Supporting QueryAnalyzers

Coordinator
Oct 26, 2007 at 10:06 PM
The DocumentAttribute class provides information specific to creating an index from the class. The biggest current downfall of this attribute is that it currently only supports the StandardAnalayer class. Since we can not pass anything but contants, enums or types to an attribute, I currently am not sure of the best way for a class to specify the appropriate analyzer. I'm also not sure that the analyzer can even be inferred as globally as the class level, so some thoughts here are welcome.
Coordinator
Nov 7, 2007 at 5:55 PM
What's wrong with specifying a AnalyzerType in DocAttr? Document(typeof(MyAnalyzer)
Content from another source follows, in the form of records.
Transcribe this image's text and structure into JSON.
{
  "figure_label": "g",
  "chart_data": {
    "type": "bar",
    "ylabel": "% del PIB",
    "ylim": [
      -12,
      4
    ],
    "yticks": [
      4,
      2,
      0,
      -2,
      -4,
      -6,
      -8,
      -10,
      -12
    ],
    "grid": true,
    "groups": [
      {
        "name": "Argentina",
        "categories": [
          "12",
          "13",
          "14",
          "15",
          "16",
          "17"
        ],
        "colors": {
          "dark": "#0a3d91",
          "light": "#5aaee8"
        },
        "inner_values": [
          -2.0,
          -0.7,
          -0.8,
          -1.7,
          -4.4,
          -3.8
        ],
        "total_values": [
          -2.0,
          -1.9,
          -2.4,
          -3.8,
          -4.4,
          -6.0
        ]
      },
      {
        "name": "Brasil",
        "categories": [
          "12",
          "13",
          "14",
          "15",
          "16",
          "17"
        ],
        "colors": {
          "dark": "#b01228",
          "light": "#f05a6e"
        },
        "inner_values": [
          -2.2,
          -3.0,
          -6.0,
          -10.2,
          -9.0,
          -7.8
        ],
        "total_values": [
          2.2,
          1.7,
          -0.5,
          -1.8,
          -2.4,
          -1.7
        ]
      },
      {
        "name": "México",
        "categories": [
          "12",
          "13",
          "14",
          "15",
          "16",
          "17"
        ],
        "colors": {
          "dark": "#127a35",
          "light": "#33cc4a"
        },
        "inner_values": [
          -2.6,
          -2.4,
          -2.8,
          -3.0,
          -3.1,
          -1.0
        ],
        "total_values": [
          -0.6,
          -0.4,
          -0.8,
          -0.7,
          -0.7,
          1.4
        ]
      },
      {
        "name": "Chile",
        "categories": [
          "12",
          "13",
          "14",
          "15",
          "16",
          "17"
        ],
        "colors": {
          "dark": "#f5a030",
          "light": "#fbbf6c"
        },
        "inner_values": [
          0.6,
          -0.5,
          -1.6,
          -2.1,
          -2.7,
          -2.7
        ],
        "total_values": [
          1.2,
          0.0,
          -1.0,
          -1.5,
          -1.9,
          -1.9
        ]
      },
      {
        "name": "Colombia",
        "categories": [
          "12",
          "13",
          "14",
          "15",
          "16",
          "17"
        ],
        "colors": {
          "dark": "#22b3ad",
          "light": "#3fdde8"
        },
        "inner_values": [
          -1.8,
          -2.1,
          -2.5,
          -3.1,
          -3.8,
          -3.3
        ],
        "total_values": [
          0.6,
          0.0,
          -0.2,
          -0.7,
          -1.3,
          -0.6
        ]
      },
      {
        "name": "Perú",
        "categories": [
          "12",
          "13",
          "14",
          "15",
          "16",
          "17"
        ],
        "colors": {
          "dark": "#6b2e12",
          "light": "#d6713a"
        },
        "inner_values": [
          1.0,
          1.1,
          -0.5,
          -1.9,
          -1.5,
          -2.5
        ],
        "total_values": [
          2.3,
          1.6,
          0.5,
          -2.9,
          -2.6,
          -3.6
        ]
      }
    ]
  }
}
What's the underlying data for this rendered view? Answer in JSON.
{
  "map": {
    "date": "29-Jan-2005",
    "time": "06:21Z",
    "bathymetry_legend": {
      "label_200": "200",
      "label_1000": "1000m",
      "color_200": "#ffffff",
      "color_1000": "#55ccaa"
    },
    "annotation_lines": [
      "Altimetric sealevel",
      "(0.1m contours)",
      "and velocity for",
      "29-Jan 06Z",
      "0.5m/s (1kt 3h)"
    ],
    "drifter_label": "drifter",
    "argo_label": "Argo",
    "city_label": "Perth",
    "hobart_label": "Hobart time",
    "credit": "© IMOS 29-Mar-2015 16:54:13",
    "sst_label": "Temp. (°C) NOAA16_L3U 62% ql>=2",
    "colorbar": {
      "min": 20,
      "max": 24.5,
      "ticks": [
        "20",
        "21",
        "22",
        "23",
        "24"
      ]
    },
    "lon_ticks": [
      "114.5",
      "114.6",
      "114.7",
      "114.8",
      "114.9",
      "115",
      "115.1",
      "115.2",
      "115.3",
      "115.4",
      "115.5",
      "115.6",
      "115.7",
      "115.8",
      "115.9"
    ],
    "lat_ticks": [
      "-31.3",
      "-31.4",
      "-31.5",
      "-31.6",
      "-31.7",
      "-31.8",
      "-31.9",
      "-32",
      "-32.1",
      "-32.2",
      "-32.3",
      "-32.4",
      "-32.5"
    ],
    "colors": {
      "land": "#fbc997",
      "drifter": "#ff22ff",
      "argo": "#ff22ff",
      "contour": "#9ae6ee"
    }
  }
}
If the chosen Analyzer (like StandardAnalyzer) requires construction args (like stopwords for StandAnalzyer) you could encourage the derivation of new concrete parameterless constructor analyzer types.

This is an acceptable solution in my opinion, because one rarely wants to rely on the default analyzer to tokenize strings for ALL fields. Lucene users typically use the PerFieldAnalyzerWrapper. You could provide a BasePerFieldAnalyzer that extended PerFieldAnalyzerWrapper with protected dictionary for specifying fields and their specific analyzers.


Locksley wrote:
The DocumentAttribute class provides information specific to creating an index from the class. The biggest current downfall of this attribute is that it currently only supports the StandardAnalayer class. Since we can not pass anything but contants, enums or types to an attribute, I currently am not sure of the best way for a class to specify the appropriate analyzer. I'm also not sure that the analyzer can even be inferred as globally as the class level, so some thoughts here are welcome.


Coordinator
Nov 7, 2007 at 8:26 PM
I like that suggestion, because it does provide support for each field to determine its own analyzer, while setting the default analyzer at a more global level. This implies that the type of anlyzer used per-field would be made as a part of the FieldAttribute. Perhaps the best way to do all of this would be to create Analazyer-Attributes that could be decorated onto the class or the property, where each analyzers property could be set:
[StandardAnalyzer(...)]
[Document]
[Table]
public class City
{
  [Column(...)]
  [StopAnalyzer(...)]
  [Field(...)]
  [TypeConverter(...)]
  public int Longitude { get; set; }
}

Just a thought. (is that too much decorating?)